The impact you will have:
- Design and implement core systems and APIs that power Databricks Model Serving, ensuring scalability, reliability, and operational excellence.
- Drive architectural decisions and trade-offs to optimize performance, throughput, autoscaling, and operational efficiency for CPU and GPU serving workloads.
- Contribute directly to key components across the serving infrastructure — from model container builds and deployment workflows to runtime systems like routing, caching, observability, and intelligent autoscaling — ensuring smooth and efficient operations at scale.
- Collaborate cross-functionally with product, platform, and research teams to translate customer needs into reliable and performant systems.
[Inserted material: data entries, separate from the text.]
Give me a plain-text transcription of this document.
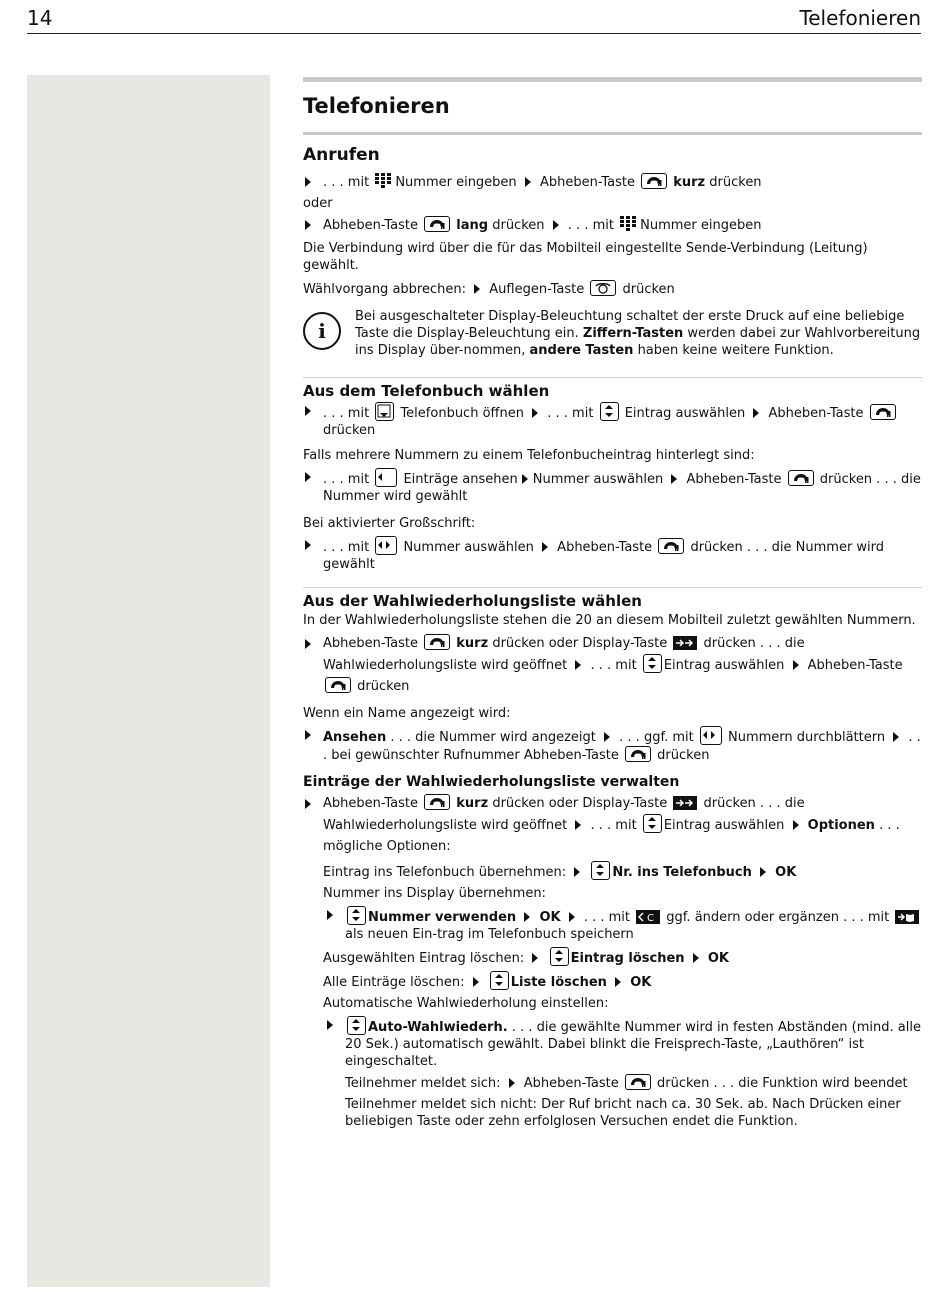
14	Telefonieren
Telefonieren
Anrufen

. . . mit Nummer eingeben Abheben-Taste	kurz drücken

oder

Abheben-Taste	lang drücken . . . mit Nummer eingeben

Die Verbindung wird über die für das Mobilteil eingestellte Sende-Verbindung (Leitung) gewählt.

Wählvorgang abbrechen: Auflegen-Taste	drücken

i

Bei ausgeschalteter Display-Beleuchtung schaltet der erste Druck auf eine beliebige Taste die Display-Beleuchtung ein. Ziffern-Tasten werden dabei zur Wahlvorbereitung ins Display über-nommen, andere Tasten haben keine weitere Funktion.

Aus dem Telefonbuch wählen

. . . mit Telefonbuch öffnen . . . mit Eintrag auswählen Abheben-Taste
drücken

Falls mehrere Nummern zu einem Telefonbucheintrag hinterlegt sind:

. . . mit	Einträge ansehen Nummer auswählen Abheben-Taste	drücken . . . die Nummer wird gewählt

Bei aktivierter Großschrift:

. . . mit	Nummer auswählen Abheben-Taste	drücken . . . die Nummer wird gewählt

Aus der Wahlwiederholungsliste wählen

In der Wahlwiederholungsliste stehen die 20 an diesem Mobilteil zuletzt gewählten Nummern.

Abheben-Taste	kurz drücken oder Display-Taste	drücken . . . die Wahlwiederholungsliste wird geöffnet . . . mit Eintrag auswählen Abheben-Taste
drücken

Wenn ein Name angezeigt wird:

Ansehen . . . die Nummer wird angezeigt . . . ggf. mit	Nummern durchblättern . . . bei gewünschter Rufnummer Abheben-Taste	drücken

Einträge der Wahlwiederholungsliste verwalten

Abheben-Taste	kurz drücken oder Display-Taste	drücken . . . die Wahlwiederholungsliste wird geöffnet . . . mit Eintrag auswählen Optionen . . . mögliche Optionen:

Eintrag ins Telefonbuch übernehmen:	Nr. ins Telefonbuch OK

Nummer ins Display übernehmen:

Nummer verwenden OK . . . mit	ggf. ändern oder ergänzen . . . mit
als neuen Ein-trag im Telefonbuch speichern

Ausgewählten Eintrag löschen:	Eintrag löschen OK

Alle Einträge löschen:	Liste löschen OK

Automatische Wahlwiederholung einstellen:

Auto-Wahlwiederh. . . . die gewählte Nummer wird in festen Abständen (mind. alle 20 Sek.) automatisch gewählt. Dabei blinkt die Freisprech-Taste, „Lauthören“ ist eingeschaltet.

Teilnehmer meldet sich: Abheben-Taste	drücken . . . die Funktion wird beendet

Teilnehmer meldet sich nicht: Der Ruf bricht nach ca. 30 Sek. ab. Nach Drücken einer beliebigen Taste oder zehn erfolglosen Versuchen endet die Funktion.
- Lead technical initiatives that improve latency, availability, and cost-effectiveness across both customer-facing and foundational serving layers.
- Establish best practices for code quality, testing, and operational readiness, and mentor other engineers through design reviews and technical guidance.
What we look for:
- 5+ years of experience building and operating large-scale distributed systems.
- Experience in model serving, inference systems, or related infrastructure (e.g., routing, scheduling, autoscaling, and observability).
- Strong foundation in algorithms, data structures, and system design as applied to large-scale, low-latency serving systems.
- Proven ability to deliver technically complex, high-impact initiatives that create measurable customer or business value.
- Experience building architecture for large-scale, performance-sensitive CPU/GPU inference systems.
- Strong communication skills and ability to collaborate across teams in fast-moving environments.
- Customer-focused mindset with the ability to align implementation details with product goals.
- Passion for mentoring, growing engineers, and fostering technical excellence.